Return performance metrics for all operations.

get_optimal_chunk_size(data_size: int) int[source]

Calculate optimal chunk size based on data size and available resources.

process_chunks(strategy: ChunkingStrategy) List[DataFrame] | List[ndarray][source]

Process input data into chunks with parallel support and performance monitoring.

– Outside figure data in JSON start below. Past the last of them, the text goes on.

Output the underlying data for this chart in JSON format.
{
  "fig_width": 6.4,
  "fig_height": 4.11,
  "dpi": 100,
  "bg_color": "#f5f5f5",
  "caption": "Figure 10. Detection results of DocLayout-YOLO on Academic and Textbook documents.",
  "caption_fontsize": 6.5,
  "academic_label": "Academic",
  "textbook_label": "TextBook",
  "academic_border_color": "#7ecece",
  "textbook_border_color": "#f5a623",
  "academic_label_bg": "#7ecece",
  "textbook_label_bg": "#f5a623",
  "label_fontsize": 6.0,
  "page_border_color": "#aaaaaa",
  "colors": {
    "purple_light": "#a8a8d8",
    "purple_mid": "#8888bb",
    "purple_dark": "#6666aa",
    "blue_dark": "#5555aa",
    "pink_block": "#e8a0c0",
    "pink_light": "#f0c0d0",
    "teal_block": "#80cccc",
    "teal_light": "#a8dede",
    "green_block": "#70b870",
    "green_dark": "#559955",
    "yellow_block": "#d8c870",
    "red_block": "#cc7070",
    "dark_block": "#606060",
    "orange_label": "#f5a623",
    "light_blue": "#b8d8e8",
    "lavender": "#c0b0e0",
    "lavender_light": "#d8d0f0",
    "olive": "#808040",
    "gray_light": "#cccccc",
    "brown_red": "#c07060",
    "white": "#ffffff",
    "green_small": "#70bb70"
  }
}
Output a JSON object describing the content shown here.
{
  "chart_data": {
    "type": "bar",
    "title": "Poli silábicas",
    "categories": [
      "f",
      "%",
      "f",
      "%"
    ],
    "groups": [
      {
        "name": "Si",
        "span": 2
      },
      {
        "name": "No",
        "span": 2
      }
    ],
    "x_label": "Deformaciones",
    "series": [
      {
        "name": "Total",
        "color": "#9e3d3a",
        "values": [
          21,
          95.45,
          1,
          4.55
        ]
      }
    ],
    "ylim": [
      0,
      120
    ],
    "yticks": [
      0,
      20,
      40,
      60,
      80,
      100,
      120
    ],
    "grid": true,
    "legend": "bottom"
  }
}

class chunking_pandas.core.ChunkingMetrics(processing_time: float, memory_usage: float, chunk_sizes: List[int], strategy: str, total_chunks: int)[source]

Bases: object

Store metrics about chunking operations.

chunk_sizes: List[int]
memory_usage: float
processing_time: float
strategy: str
total_chunks: int
class chunking_pandas.core.ChunkingStrategy(value)[source]

Bases: str, Enum

An enumeration.

BLOCKS = 'blocks'
COLUMNS = 'columns'
DYNAMIC = 'dynamic'
NO_CHUNKS = 'None'
PARALLEL_BLOCKS = 'parallel_blocks'
PARALLEL_ROWS = 'parallel_rows'
ROWS = 'rows'
TOKENS = 'tokens'
class chunking_pandas.core.FileFormat(value)[source]

Bases: str, Enum

An enumeration.

CSV = 'csv'
JSON = 'json'
NUMPY = 'numpy'
PARQUET = 'parquet'

Gradio Interface

chunking_pandas.interface.create_interface() Interface[source]

Create and configure the Gradio interface.

chunking_pandas.interface.get_sample_data_path() Path[source]

Get the absolute path to sample data.

chunking_pandas.interface.launch_interface(share: bool = False, port: int = 7860)[source]

Launch the Gradio interface.

chunking_pandas.interface.process_file(input_file, output_filename: str, file_format: str, chunking_strategy: str, n_chunks: int) tuple[update, update][source]

Process file using ChunkingExperiment.